U.S. Presidential Inauguration: January 20, 2017

U.S. Presidential Inauguration: January 20, 2017

January 20 is the 2017 U.S. presidential inauguration in Washington, D.C. In preparation for the event, brush up on your knowledge about inaugurations for the country’s highest office:

  • FDR's second inauguration, 1937
    In 1937, Franklin D. Roosevelt became the first president to be inaugurated on January 20. Previous presidents (including FDR for his first term) had traditionally been inaugurated on March 4, but the 20th Amendment, passed in 1933, stipulated a January 20 inauguration.

  • The Oath of Office is traditionally administered by the Chief Justice of the Supreme Court, though not required. There is also no requirement that it occur in Washington, D.C., or that the president place his hand on the Bible. The only thing prescribed by the Constitution is that the president take the Oath of Office.

  • Chief Justice John Marshall administered the Oath of Office the most number of times: 9 times to 5 men. Chief Justice Roger Brooke Taney administered it to the most presidents: 7 times to 7 men.

  • A total of four March inauguration dates fell on a Sunday (1821, 1849, 1877, 1917); the swearing-in ceremonies in these cases were all postponed until the next day. Three January inauguration dates have fallen on a Sunday: 1957 (Dwight D. Eisenhower), 1985 (Ronald Reagan), and 2013 (Barack Obama); these three presidents were sworn in privately on the 20th and then a public ceremony was held the next day.

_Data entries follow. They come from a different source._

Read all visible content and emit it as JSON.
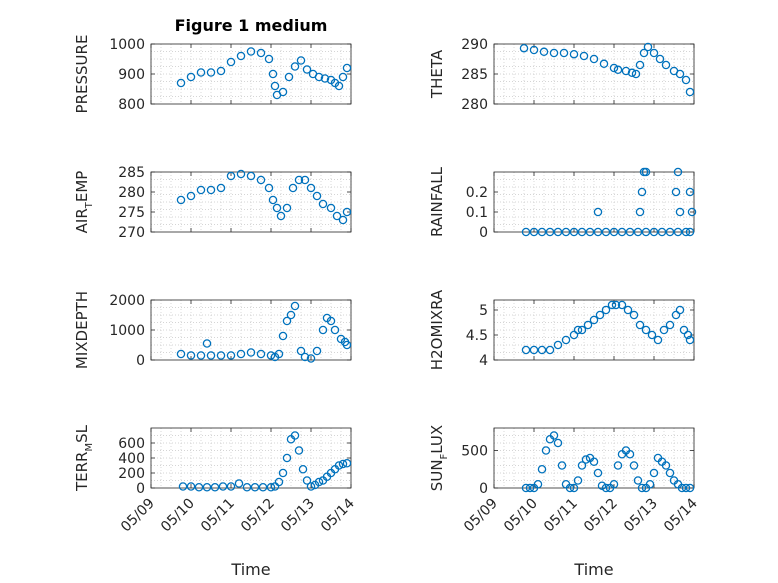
{
  "figure": {
    "title": "Figure 1 medium",
    "x_label": "Time",
    "x_ticks": [
      "05/09",
      "05/10",
      "05/11",
      "05/12",
      "05/13",
      "05/14"
    ]
  },
  "colors": {
    "marker": "#0072bd",
    "axis": "#262626",
    "grid": "#c8c8c8"
  },
  "chart_data": [
    {
      "type": "scatter",
      "ylabel_main": "PRESSURE",
      "ylabel_sub": "",
      "ylim": [
        800,
        1000
      ],
      "y_ticks": [
        800,
        900,
        1000
      ],
      "x": [
        9.75,
        10.0,
        10.25,
        10.5,
        10.75,
        11.0,
        11.25,
        11.5,
        11.75,
        11.95,
        12.05,
        12.1,
        12.15,
        12.3,
        12.45,
        12.6,
        12.75,
        12.9,
        13.05,
        13.2,
        13.35,
        13.5,
        13.6,
        13.7,
        13.8,
        13.9
      ],
      "y": [
        870,
        890,
        905,
        905,
        910,
        940,
        960,
        975,
        970,
        950,
        900,
        860,
        830,
        840,
        890,
        925,
        945,
        915,
        900,
        890,
        885,
        880,
        870,
        860,
        890,
        920
      ]
    },
    {
      "type": "scatter",
      "ylabel_main": "THETA",
      "ylabel_sub": "",
      "ylim": [
        280,
        290
      ],
      "y_ticks": [
        280,
        285,
        290
      ],
      "x": [
        9.75,
        10.0,
        10.25,
        10.5,
        10.75,
        11.0,
        11.25,
        11.5,
        11.75,
        12.0,
        12.1,
        12.3,
        12.45,
        12.55,
        12.65,
        12.75,
        12.85,
        13.0,
        13.15,
        13.3,
        13.5,
        13.65,
        13.8,
        13.9
      ],
      "y": [
        289.3,
        289.0,
        288.7,
        288.5,
        288.5,
        288.3,
        288.0,
        287.5,
        286.7,
        286.0,
        285.7,
        285.5,
        285.2,
        285.0,
        286.5,
        288.5,
        289.5,
        288.5,
        287.5,
        286.5,
        285.5,
        285.0,
        284.0,
        282.0
      ]
    },
    {
      "type": "scatter",
      "ylabel_main": "AIR",
      "ylabel_sub": "T",
      "ylabel_rest": "EMP",
      "ylim": [
        270,
        285
      ],
      "y_ticks": [
        270,
        275,
        280,
        285
      ],
      "x": [
        9.75,
        10.0,
        10.25,
        10.5,
        10.75,
        11.0,
        11.25,
        11.5,
        11.75,
        11.95,
        12.05,
        12.15,
        12.25,
        12.4,
        12.55,
        12.7,
        12.85,
        13.0,
        13.15,
        13.3,
        13.5,
        13.65,
        13.8,
        13.9
      ],
      "y": [
        278,
        279,
        280.5,
        280.5,
        281,
        284,
        284.5,
        284,
        283,
        281,
        278,
        276,
        274,
        276,
        281,
        283,
        283,
        281,
        279,
        277,
        276,
        274,
        273,
        275
      ]
    },
    {
      "type": "scatter",
      "ylabel_main": "RAINFALL",
      "ylabel_sub": "",
      "ylim": [
        0,
        0.3
      ],
      "y_ticks": [
        0,
        0.1,
        0.2
      ],
      "x": [
        9.8,
        10.0,
        10.2,
        10.4,
        10.6,
        10.8,
        11.0,
        11.2,
        11.4,
        11.6,
        11.8,
        12.0,
        12.2,
        12.4,
        12.6,
        12.8,
        13.0,
        13.2,
        13.4,
        13.6,
        13.8,
        13.9,
        11.6,
        12.65,
        12.7,
        12.75,
        12.8,
        13.55,
        13.6,
        13.65,
        13.9,
        13.95
      ],
      "y": [
        0,
        0,
        0,
        0,
        0,
        0,
        0,
        0,
        0,
        0,
        0,
        0,
        0,
        0,
        0,
        0,
        0,
        0,
        0,
        0,
        0,
        0,
        0.1,
        0.1,
        0.2,
        0.3,
        0.3,
        0.2,
        0.3,
        0.1,
        0.2,
        0.1
      ]
    },
    {
      "type": "scatter",
      "ylabel_main": "MIXDEPTH",
      "ylabel_sub": "",
      "ylim": [
        0,
        2000
      ],
      "y_ticks": [
        0,
        1000,
        2000
      ],
      "x": [
        9.75,
        10.0,
        10.25,
        10.4,
        10.5,
        10.75,
        11.0,
        11.25,
        11.5,
        11.75,
        12.0,
        12.1,
        12.2,
        12.3,
        12.4,
        12.5,
        12.6,
        12.75,
        12.85,
        13.0,
        13.15,
        13.3,
        13.4,
        13.5,
        13.6,
        13.75,
        13.85,
        13.9
      ],
      "y": [
        200,
        150,
        150,
        550,
        150,
        150,
        150,
        200,
        250,
        200,
        150,
        100,
        200,
        800,
        1300,
        1500,
        1800,
        300,
        100,
        50,
        300,
        1000,
        1400,
        1300,
        1000,
        700,
        600,
        500
      ]
    },
    {
      "type": "scatter",
      "ylabel_main": "H2OMIXRA",
      "ylabel_sub": "",
      "ylim": [
        4,
        5.2
      ],
      "y_ticks": [
        4,
        4.5,
        5
      ],
      "x": [
        9.8,
        10.0,
        10.2,
        10.4,
        10.6,
        10.8,
        11.0,
        11.1,
        11.2,
        11.35,
        11.5,
        11.65,
        11.8,
        11.95,
        12.05,
        12.2,
        12.35,
        12.5,
        12.65,
        12.8,
        12.95,
        13.1,
        13.25,
        13.4,
        13.55,
        13.65,
        13.75,
        13.85,
        13.9
      ],
      "y": [
        4.2,
        4.2,
        4.2,
        4.2,
        4.3,
        4.4,
        4.5,
        4.6,
        4.6,
        4.7,
        4.8,
        4.9,
        5.0,
        5.1,
        5.1,
        5.1,
        5.0,
        4.9,
        4.7,
        4.6,
        4.5,
        4.4,
        4.6,
        4.7,
        4.9,
        5.0,
        4.6,
        4.5,
        4.4
      ]
    },
    {
      "type": "scatter",
      "ylabel_main": "TERR",
      "ylabel_sub": "M",
      "ylabel_rest": "SL",
      "ylim": [
        0,
        800
      ],
      "y_ticks": [
        0,
        200,
        400,
        600
      ],
      "x": [
        9.8,
        10.0,
        10.2,
        10.4,
        10.6,
        10.8,
        11.0,
        11.2,
        11.4,
        11.6,
        11.8,
        12.0,
        12.1,
        12.2,
        12.3,
        12.4,
        12.5,
        12.6,
        12.7,
        12.8,
        12.9,
        13.0,
        13.1,
        13.2,
        13.3,
        13.4,
        13.5,
        13.6,
        13.7,
        13.8,
        13.9
      ],
      "y": [
        20,
        20,
        10,
        10,
        10,
        20,
        20,
        60,
        10,
        10,
        10,
        10,
        20,
        80,
        200,
        400,
        650,
        700,
        500,
        250,
        100,
        20,
        40,
        80,
        100,
        150,
        200,
        250,
        300,
        320,
        330
      ]
    },
    {
      "type": "scatter",
      "ylabel_main": "SUN",
      "ylabel_sub": "F",
      "ylabel_rest": "LUX",
      "ylim": [
        0,
        800
      ],
      "y_ticks": [
        0,
        500
      ],
      "x": [
        9.8,
        9.9,
        10.0,
        10.1,
        10.2,
        10.3,
        10.4,
        10.5,
        10.6,
        10.7,
        10.8,
        10.9,
        11.0,
        11.1,
        11.2,
        11.3,
        11.4,
        11.5,
        11.6,
        11.7,
        11.8,
        11.9,
        12.0,
        12.1,
        12.2,
        12.3,
        12.4,
        12.5,
        12.6,
        12.7,
        12.8,
        12.9,
        13.0,
        13.1,
        13.2,
        13.3,
        13.4,
        13.5,
        13.6,
        13.7,
        13.8,
        13.9
      ],
      "y": [
        0,
        0,
        0,
        50,
        250,
        500,
        650,
        700,
        600,
        300,
        50,
        0,
        0,
        100,
        300,
        380,
        400,
        350,
        200,
        30,
        0,
        0,
        50,
        300,
        450,
        500,
        450,
        300,
        100,
        0,
        0,
        50,
        200,
        400,
        350,
        300,
        200,
        100,
        50,
        0,
        0,
        0
      ]
    }
  ]
}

  • The shortest and longest inaugural addresses were given by George Washington and William Henry Harrison, respectively. Washington’s second inaugural address was only 135 words long. William Henry Harrison’s inaugural address was 8,445 words long.

  • Due to a major snow storm, John F. Kennedy’s 1961 inaugural parade was only possible because of a major mobilization of snow plows and other equipment.

  • Multiple inaugural balls are held throughout Washington, D.C. The new president and first lady make appearances at all official parties.

  • Barack Obama took the Oath of Office four times: twice each time he was elected. He took it twice in 2009 because there was some concern it wasn’t properly administered at the formal swearing-in, so he took it again the next day. He took it twice in 2013 because January 20 fell on a Sunday, so there was a small swearing-in ceremony on the 20th and then the public ceremony on the 21st.

  • 2017 will be the nation’s 58th formal presidential inauguration ceremony.